Many sources show that xxh3 is much better than xxh64. This particular
instance may or may not have noticeable difference, but this change
moves us toward removing xxHash64.
Details
Diff Detail
- Repository
- rG LLVM Github Monorepo
Event Timeline
These hashes are used in the filenames of index shards, and in the metadata describing dependencies between shards.
So this is an incompatible change to indexing format, you also need to increment constexpr static uint32_t Version in Serialization.cpp:460.
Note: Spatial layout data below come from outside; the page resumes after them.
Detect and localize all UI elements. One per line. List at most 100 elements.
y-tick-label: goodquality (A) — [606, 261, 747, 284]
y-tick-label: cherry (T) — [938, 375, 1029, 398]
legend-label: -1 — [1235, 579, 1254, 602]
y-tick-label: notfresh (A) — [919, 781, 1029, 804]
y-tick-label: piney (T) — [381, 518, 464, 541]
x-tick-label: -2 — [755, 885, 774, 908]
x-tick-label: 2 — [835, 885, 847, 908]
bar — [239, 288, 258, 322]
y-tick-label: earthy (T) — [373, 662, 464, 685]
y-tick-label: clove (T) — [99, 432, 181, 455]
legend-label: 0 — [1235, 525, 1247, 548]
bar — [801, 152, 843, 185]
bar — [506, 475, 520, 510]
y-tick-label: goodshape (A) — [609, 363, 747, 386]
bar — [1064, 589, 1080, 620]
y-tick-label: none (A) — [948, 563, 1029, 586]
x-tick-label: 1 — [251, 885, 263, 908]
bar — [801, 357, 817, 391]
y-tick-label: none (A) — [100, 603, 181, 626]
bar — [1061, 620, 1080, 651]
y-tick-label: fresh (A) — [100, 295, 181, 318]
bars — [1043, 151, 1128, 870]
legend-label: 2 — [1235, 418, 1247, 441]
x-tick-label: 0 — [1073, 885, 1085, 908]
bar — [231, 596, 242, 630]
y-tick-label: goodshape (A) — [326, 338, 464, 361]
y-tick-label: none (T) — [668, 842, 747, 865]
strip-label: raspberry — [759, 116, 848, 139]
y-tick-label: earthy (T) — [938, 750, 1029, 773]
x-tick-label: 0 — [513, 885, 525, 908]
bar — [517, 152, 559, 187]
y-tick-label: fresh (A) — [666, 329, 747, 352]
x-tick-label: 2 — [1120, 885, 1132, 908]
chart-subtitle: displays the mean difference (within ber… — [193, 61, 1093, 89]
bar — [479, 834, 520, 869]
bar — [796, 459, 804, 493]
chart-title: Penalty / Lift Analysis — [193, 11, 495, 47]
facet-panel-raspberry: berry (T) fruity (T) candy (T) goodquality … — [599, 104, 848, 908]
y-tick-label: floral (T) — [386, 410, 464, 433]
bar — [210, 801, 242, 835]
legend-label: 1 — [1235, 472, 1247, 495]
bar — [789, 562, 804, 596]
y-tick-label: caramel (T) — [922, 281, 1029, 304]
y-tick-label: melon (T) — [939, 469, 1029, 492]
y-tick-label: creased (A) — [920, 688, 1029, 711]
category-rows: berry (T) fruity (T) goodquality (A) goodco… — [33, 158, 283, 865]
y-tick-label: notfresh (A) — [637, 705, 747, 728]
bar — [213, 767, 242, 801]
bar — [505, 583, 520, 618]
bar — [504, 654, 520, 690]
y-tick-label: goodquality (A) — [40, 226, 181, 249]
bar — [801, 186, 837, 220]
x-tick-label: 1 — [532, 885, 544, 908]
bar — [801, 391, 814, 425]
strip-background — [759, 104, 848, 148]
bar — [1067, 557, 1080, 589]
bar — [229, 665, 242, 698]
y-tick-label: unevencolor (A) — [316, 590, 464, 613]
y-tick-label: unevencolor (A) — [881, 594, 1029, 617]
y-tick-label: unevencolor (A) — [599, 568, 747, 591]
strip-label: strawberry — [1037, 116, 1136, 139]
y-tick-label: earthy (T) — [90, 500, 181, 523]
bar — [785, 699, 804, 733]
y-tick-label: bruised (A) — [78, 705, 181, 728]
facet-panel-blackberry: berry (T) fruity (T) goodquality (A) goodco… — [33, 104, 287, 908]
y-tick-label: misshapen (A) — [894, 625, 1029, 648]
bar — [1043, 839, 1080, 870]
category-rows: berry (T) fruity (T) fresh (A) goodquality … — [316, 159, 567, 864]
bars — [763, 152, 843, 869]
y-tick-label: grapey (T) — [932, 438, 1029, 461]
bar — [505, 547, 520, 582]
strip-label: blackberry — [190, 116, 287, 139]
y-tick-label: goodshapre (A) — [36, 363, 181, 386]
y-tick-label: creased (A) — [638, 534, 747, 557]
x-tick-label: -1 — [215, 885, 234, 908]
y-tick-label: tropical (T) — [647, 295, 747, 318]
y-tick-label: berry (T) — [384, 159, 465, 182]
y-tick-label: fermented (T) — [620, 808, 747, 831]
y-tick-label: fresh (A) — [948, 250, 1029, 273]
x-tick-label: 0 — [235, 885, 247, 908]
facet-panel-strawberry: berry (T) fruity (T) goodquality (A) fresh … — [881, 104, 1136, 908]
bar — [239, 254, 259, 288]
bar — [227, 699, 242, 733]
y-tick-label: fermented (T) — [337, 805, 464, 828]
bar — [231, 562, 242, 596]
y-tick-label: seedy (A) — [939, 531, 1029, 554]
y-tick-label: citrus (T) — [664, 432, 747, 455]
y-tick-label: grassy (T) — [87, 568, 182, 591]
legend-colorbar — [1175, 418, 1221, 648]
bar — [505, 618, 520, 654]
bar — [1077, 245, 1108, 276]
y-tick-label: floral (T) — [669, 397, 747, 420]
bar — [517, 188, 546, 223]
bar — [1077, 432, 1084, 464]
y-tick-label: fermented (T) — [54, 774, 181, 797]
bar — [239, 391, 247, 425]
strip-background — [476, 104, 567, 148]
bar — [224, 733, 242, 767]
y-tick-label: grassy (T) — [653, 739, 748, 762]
(I think this is fine, but not stamping just yet as I want to sync with Kadir on monday - I don't think we have anything that GCs the old shards but probably that shouldn't block this change)
thanks for doing this!
as Sam pointed out this will result in invalidation of all the index shards, but that's not something new. we already don't clean up non-relevant index shards when people delete sources over time and rely on people having new checkouts or clearing things up manually. this will be somewhat more severe, as we'll double the index size all of a sudden.
but i'd like to keep this patch from landing until llvm-17 is cut (which should be tomorrow). we didn't have any changes to our index shard serialization since llvm-16 release, so forcing everyone to face this invalidation purely for the sake of a clean up that might never happen in the codebase doesn't feel enough of a justification. whereas it's more likely that we'll have changes to serialization format throughout the next release cycle and can hit users only once with big cache invalidations.